Rapat ini merupakan tindak lanjut dari surat Direktur Jenderal Bea dan Cukai Kementerian Keuangan Nomor S-38/BC/2026 tanggal 5 Maret 2026 tentang Permohonan Pengharmonisasian Rancangan Peraturan Menteri Keuangan tentang Angkut Terus atau Angkut Lanjut Barang Impor atau Barang Ekspor. Rancangan regulasi ini disusun untuk menyempurnakan ketentuan tata cara pengangkutan barang ekspor-impor guna meningkatkan efisiensi logistik dan mendukung kelancaran arus perdagangan internasional.
Melalui rapat ini, dilakukan pembahasan dan penyelarasan norma guna memastikan regulasi yang disusun selaras dengan ketentuan peraturan perundang-undangan yang lebih tinggi serta responsif terhadap kebutuhan pelaku usaha dan perkembangan sistem logistik nasional.
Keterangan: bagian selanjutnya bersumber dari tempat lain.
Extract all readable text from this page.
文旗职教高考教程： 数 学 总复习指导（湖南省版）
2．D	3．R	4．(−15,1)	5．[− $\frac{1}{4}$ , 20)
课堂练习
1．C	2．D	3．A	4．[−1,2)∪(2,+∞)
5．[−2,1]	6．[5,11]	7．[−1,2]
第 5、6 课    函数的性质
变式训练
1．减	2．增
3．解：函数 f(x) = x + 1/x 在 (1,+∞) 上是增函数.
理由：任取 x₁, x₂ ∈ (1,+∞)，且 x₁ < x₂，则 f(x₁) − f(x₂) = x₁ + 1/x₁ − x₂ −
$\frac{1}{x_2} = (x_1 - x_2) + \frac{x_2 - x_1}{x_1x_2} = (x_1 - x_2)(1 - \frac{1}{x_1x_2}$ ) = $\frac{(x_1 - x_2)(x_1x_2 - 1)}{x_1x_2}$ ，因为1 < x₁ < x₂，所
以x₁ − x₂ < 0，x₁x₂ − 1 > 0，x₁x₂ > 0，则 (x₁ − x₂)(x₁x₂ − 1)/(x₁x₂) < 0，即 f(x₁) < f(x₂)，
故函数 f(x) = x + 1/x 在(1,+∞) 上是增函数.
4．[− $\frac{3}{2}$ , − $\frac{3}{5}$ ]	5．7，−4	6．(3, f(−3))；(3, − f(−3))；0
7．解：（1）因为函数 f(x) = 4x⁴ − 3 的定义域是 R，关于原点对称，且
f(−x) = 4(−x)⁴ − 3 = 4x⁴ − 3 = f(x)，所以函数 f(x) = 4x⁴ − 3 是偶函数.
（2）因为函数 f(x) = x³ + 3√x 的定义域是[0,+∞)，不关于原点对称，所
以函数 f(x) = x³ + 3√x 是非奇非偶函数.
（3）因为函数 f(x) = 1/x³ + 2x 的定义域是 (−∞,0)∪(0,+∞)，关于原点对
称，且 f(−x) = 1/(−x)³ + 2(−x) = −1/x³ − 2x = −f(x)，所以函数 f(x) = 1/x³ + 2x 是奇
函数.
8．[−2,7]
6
Harmonisasi ini menjadi upaya pemerintah untuk menciptakan ekosistem perdagangan yang efisien, transparan, dan berdaya saing tinggi.
Dengan adanya harmonisasi ini, diharapkan kebijakan angkut terus dan angkut lanjut dapat memberikan kepastian hukum, mempercepat proses pengeluaran dan pemasukan barang, menurunkan biaya logistik, meningkatkan daya saing ekspor Indonesia, memperkuat integrasi sistem kepabeanan dengan National Single Window, serta mendorong kelancaran arus barang untuk mendukung pertumbuhan perdagangan internasional dan perekonomian nasional.